L1 based controller on Albatross hexarotor
The video shows the flight tests of an Albatross hexarotor.
AutoQuad L1 testing
What would happen if one motor shuts down? Check out this video made in The Netherlands, where L1 controller is implemented on an hexarotor UAV’s autopilot. Even when one propeller is missing, stability performance are guaranteed.
Non-cascaded Dynamic Inversion Design for Quadrotor Position Control with L1 Augmentation
Flight test results from TU Munich. The work is the result of this paper.

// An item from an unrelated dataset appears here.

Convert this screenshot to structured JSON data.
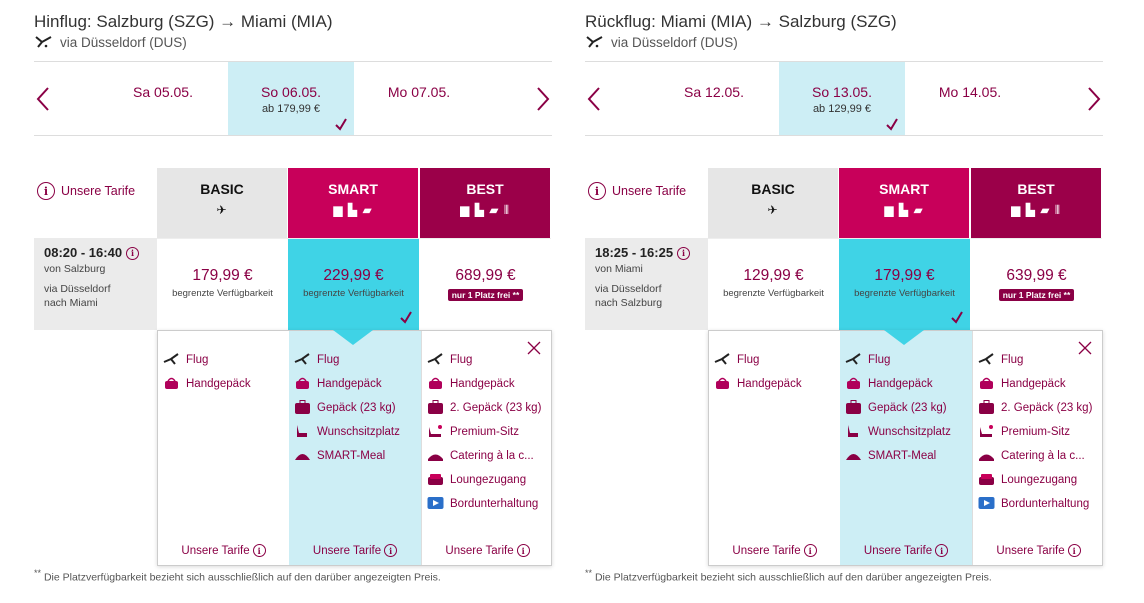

“This paper presents a position control design for quadrotors, aiming to exploit the physical capability and maximize the full control bandwidth of the quadrotor. A novel non-cascaded dynamic inversion design is used for the baseline con-trol, augmented by an L1 adaptive control in the rotational dy-namics. A new implementation technique is developed in the linear reference model and error controller; so that without causing any inconsistency, nonlinear states can be limited to their physical constraints. The L1 adaptive control is derived to compensate plant uncertainties like inversion error, disturbances, and pa-rameter changes. Simulation and experiment tests have been per-formed to verify the effectiveness of the designs and the validi-ty of the approach.”
Quadrotor’s Flight Test
Our collaborators at Unmanned-Dynamics implemented L1 backstepping adaptive control on a Quadrotor UAV.